Shares of battery maker A123 soared more than 50 percent on Thursday, marking it as the most attractive of last week’s public offerings.
Wesoff said venture capitalists will take note of that, but that their pockets are not deep enough to support continued growth at the rate of the past two quarters.
More than half the clean tech investment in the third quarter went into two areas — solar and a combined category of biofuels, gasification and cleaner coal.
Solar accounted for $575 million in 29 deals, and biofuels, gasification and coal for $513 million in 17 deals.

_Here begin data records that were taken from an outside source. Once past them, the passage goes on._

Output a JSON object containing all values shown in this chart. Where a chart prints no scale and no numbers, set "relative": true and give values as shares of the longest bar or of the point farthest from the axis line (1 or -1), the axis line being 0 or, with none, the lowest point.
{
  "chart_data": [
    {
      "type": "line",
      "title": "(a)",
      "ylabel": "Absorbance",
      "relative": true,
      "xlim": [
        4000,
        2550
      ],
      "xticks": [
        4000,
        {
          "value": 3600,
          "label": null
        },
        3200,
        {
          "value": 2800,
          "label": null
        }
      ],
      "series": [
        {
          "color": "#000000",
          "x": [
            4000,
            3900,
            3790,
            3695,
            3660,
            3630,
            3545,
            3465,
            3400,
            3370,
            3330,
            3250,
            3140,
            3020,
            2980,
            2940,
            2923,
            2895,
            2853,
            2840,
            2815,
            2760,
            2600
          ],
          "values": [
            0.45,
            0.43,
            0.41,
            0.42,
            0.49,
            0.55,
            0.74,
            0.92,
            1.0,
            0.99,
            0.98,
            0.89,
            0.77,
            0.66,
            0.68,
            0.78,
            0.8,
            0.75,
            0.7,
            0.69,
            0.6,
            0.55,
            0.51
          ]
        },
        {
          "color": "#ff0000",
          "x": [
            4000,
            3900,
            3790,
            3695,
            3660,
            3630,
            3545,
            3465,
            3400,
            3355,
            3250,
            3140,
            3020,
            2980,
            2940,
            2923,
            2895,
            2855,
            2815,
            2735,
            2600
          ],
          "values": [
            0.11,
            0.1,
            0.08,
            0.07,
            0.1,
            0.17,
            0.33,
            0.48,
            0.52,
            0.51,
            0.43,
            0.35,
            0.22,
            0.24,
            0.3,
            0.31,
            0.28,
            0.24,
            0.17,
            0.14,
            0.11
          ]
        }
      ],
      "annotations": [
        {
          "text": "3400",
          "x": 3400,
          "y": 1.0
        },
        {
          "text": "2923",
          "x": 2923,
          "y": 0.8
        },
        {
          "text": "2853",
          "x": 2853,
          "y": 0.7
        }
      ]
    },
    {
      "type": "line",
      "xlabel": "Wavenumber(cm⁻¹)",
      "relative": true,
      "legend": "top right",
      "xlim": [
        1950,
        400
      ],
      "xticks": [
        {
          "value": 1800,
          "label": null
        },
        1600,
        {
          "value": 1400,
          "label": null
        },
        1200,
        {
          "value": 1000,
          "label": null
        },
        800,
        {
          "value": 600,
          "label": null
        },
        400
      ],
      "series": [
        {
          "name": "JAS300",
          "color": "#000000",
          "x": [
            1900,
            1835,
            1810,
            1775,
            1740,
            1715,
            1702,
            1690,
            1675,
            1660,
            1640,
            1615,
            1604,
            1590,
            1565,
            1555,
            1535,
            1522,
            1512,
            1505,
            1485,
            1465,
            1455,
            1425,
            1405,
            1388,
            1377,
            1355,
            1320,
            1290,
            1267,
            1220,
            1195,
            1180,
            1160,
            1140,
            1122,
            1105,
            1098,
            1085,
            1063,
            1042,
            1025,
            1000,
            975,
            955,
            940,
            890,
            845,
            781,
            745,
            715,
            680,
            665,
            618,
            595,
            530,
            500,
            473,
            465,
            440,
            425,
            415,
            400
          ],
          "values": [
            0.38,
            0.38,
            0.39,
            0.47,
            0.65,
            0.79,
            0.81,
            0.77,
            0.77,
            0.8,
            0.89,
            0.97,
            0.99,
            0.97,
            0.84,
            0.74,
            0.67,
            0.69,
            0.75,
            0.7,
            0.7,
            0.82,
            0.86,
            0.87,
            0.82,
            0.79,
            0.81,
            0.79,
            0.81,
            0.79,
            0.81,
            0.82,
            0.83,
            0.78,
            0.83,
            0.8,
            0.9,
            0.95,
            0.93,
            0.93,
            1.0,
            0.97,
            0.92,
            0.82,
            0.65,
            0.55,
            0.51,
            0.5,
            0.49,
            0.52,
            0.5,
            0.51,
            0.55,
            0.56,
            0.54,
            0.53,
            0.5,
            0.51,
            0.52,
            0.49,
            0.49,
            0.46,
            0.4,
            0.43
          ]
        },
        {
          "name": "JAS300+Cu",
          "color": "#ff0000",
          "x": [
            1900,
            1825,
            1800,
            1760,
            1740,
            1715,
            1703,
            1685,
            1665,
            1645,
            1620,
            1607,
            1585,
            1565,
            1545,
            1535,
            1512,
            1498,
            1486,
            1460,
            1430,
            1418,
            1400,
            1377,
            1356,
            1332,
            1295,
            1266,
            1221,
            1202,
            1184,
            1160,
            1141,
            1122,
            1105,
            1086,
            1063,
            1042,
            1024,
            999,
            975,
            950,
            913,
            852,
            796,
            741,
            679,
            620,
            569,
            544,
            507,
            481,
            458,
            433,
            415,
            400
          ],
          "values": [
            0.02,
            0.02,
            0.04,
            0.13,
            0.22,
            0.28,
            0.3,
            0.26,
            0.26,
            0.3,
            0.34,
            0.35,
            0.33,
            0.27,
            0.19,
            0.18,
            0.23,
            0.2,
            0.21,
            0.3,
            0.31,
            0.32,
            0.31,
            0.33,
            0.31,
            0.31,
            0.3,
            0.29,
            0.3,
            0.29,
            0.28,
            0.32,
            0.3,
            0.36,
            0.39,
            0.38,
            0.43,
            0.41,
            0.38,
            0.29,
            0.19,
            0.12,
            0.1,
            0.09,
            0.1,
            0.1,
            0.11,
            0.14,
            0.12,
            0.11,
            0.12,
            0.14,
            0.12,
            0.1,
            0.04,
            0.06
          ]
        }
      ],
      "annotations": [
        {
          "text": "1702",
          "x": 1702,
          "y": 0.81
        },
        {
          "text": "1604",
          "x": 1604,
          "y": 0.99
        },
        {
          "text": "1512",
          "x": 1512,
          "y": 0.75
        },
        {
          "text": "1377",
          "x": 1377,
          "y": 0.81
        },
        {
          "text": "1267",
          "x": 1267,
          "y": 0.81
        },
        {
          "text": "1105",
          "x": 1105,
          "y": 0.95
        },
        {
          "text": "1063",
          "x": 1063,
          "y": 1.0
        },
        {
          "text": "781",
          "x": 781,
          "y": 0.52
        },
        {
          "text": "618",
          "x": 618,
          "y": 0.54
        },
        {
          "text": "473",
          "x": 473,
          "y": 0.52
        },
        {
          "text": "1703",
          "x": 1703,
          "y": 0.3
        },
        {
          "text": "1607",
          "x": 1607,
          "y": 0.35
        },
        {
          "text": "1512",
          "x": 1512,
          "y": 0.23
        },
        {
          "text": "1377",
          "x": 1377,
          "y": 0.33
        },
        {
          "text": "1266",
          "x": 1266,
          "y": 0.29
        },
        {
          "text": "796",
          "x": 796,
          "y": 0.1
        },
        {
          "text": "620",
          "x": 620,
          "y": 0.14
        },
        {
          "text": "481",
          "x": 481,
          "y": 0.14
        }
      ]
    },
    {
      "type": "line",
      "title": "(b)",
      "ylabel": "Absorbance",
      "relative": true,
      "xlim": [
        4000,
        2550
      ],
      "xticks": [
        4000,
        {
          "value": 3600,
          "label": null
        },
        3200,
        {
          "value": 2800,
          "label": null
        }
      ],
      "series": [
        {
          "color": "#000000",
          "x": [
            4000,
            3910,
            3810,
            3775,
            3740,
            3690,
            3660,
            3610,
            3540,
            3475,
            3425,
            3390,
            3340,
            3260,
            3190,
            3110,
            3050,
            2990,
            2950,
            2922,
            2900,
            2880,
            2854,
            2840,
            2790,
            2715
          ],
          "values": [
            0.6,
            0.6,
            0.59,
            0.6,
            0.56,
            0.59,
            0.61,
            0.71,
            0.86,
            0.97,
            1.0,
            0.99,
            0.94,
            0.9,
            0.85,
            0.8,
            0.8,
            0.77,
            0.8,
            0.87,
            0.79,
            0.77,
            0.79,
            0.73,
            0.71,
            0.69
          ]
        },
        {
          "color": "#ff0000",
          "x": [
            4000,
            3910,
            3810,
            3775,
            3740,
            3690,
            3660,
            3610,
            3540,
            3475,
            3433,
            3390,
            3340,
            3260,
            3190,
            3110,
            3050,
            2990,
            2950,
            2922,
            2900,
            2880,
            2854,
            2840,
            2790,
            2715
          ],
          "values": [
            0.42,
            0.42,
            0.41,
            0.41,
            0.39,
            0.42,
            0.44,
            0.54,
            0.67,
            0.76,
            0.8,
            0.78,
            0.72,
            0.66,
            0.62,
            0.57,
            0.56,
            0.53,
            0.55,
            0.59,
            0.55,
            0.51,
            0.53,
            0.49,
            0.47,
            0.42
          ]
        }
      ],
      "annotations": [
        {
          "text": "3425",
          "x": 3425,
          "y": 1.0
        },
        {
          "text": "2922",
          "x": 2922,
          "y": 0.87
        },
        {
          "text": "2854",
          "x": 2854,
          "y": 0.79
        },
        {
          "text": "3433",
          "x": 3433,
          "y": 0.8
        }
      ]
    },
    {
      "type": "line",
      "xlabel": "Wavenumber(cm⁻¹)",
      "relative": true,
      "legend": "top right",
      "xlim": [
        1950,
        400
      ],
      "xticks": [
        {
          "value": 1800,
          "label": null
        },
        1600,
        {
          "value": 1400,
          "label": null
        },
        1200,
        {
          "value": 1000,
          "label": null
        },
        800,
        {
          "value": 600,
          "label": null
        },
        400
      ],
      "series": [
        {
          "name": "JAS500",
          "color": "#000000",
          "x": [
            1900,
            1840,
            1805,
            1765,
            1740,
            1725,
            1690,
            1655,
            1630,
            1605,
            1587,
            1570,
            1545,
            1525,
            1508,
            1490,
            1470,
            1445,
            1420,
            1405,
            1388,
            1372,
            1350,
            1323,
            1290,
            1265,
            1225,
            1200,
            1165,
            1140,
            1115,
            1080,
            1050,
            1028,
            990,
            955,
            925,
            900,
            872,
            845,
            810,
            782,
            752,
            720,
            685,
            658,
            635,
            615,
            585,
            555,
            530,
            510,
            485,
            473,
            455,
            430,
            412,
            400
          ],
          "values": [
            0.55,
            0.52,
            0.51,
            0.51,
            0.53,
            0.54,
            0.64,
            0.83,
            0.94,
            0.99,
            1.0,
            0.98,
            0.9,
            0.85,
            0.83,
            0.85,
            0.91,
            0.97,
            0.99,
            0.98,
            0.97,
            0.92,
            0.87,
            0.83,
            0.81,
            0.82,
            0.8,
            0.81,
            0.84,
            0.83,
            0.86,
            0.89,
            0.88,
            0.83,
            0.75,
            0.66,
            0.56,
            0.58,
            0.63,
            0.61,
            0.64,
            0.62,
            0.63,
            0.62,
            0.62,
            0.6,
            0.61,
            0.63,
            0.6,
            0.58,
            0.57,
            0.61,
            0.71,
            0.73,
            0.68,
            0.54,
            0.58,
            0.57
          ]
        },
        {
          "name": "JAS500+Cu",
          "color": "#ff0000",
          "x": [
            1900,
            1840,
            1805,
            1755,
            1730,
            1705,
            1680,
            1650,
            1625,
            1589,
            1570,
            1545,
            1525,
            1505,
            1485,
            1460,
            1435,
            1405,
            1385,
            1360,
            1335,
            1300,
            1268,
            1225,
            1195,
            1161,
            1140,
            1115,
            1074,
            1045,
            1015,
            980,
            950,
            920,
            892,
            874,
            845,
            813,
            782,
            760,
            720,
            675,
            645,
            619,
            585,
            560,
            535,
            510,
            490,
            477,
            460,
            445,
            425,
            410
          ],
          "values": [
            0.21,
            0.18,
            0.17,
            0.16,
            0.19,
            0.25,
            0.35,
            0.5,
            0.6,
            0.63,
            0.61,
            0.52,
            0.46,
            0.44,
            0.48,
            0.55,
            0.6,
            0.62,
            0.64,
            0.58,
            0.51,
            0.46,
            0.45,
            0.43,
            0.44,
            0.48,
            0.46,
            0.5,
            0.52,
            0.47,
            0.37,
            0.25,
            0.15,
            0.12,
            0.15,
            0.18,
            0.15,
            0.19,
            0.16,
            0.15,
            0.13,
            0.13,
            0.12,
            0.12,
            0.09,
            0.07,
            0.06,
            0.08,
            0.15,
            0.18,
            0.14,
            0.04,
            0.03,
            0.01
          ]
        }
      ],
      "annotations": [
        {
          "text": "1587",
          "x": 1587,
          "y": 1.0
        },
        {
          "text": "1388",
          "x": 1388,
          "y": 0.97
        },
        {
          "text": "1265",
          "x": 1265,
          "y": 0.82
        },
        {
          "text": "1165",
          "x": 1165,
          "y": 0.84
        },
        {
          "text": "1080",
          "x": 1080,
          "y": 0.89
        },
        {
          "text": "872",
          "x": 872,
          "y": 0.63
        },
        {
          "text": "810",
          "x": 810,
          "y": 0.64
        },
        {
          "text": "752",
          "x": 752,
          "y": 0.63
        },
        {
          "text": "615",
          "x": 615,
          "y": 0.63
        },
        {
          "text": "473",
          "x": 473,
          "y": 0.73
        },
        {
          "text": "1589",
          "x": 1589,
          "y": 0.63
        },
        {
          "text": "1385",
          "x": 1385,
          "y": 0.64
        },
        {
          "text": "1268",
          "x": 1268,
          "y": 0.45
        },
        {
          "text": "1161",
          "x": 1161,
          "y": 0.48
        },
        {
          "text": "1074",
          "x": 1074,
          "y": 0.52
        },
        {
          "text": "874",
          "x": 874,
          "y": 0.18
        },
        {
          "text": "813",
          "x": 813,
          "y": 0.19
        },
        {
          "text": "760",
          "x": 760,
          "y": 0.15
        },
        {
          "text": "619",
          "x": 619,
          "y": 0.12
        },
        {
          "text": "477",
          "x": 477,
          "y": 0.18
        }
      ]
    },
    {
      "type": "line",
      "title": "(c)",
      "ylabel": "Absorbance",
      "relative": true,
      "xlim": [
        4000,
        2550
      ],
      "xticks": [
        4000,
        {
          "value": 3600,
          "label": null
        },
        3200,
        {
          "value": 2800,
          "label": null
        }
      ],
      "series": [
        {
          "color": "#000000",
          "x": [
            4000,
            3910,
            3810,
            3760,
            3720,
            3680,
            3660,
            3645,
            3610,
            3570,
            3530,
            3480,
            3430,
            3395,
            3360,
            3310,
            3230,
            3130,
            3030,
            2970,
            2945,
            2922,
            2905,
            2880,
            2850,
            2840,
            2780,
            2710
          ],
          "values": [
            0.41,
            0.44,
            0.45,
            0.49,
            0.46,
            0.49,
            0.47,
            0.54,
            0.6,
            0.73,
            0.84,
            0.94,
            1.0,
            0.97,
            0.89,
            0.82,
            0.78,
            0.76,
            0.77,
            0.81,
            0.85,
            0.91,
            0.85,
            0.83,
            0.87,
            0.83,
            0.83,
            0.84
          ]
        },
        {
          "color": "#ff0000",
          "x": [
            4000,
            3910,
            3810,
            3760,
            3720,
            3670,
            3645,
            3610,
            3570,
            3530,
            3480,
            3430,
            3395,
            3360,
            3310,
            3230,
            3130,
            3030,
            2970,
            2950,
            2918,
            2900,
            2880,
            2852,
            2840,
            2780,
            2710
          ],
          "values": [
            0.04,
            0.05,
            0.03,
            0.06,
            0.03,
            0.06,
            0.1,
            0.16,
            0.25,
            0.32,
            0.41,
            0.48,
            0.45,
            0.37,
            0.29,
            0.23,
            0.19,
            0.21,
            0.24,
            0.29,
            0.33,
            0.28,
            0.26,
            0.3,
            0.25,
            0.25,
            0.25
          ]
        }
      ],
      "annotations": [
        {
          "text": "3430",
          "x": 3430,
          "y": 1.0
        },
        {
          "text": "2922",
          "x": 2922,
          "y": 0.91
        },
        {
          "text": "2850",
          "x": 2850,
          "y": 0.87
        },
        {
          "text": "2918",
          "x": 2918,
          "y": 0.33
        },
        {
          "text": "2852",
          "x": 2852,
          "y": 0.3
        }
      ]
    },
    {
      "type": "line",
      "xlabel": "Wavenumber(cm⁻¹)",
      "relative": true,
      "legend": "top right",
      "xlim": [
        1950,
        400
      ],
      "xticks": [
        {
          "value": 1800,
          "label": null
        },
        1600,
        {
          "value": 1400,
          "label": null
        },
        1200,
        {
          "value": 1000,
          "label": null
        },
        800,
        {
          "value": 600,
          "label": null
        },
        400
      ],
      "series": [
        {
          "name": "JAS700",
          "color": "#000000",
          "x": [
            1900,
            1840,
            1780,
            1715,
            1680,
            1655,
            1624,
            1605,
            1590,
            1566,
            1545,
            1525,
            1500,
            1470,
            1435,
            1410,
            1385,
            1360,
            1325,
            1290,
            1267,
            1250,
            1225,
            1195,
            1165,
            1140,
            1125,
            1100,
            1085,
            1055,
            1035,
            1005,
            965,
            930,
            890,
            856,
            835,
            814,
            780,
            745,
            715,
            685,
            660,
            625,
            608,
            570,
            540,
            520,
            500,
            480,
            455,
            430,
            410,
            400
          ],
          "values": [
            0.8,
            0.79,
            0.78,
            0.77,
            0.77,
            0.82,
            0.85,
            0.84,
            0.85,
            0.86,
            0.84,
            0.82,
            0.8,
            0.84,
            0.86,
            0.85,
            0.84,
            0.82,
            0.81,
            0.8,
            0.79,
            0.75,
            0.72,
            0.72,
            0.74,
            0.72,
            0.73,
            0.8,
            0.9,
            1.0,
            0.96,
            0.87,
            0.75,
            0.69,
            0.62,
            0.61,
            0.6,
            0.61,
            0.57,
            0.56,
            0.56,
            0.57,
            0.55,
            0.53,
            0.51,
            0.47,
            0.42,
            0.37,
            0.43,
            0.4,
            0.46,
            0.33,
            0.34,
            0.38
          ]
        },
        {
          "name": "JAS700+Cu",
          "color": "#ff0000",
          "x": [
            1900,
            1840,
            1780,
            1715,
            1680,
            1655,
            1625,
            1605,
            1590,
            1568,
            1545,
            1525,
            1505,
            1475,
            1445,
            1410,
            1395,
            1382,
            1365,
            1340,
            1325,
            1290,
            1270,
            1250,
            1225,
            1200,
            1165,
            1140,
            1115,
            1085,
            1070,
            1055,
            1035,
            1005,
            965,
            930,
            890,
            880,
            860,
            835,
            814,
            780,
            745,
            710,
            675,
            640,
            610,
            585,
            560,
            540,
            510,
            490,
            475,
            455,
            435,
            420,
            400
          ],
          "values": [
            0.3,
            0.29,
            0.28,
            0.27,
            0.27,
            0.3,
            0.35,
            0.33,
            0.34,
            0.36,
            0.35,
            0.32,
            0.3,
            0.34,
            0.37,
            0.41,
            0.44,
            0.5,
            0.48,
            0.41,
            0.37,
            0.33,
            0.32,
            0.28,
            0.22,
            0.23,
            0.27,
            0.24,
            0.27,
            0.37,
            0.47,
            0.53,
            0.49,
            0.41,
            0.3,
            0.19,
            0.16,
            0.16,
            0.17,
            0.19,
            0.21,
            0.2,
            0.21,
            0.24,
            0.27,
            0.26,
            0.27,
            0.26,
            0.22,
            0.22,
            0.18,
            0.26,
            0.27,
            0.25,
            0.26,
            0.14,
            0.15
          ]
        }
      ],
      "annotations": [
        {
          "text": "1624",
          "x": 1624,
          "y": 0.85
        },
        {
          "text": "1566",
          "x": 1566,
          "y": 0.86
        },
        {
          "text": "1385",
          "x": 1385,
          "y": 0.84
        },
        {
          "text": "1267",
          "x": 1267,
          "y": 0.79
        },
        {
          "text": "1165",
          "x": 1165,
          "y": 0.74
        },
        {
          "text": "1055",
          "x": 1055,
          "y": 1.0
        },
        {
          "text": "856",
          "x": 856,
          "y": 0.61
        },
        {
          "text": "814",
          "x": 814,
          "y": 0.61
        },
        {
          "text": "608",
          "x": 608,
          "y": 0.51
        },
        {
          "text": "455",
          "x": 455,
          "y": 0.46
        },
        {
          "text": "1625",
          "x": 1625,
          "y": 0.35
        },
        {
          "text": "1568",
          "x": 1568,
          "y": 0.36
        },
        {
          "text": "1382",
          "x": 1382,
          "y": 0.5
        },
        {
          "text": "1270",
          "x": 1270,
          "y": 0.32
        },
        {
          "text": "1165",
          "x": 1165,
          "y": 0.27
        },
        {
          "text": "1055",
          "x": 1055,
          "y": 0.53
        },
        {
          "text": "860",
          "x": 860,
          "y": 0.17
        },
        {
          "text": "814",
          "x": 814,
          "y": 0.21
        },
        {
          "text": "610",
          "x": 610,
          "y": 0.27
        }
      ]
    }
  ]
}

One company alone, high-efficiency solar electric panel maker Solyndra, accounted for a $198 million, in a round led by Argonaut Private Equity.
Exxon Mobile Corp made a multi-year commitment to invest $300 million in Synthetic Genomics for the development of algae-based fuels.
Smart grid and associated technologies accounted for $160 million in 14 deals, and auto and transport in five deals for $158 million.
Green buildings at $105 million and green materials at $100 million were the other two major areas.
Still the deals failed to hit the record highs of 2008, when the third quarter saw $2.9 billion and the entire year $7.6 billion. Wesoff said the year — and the quarter — were driven by unusual capital investment to build out solar manufacturing plants.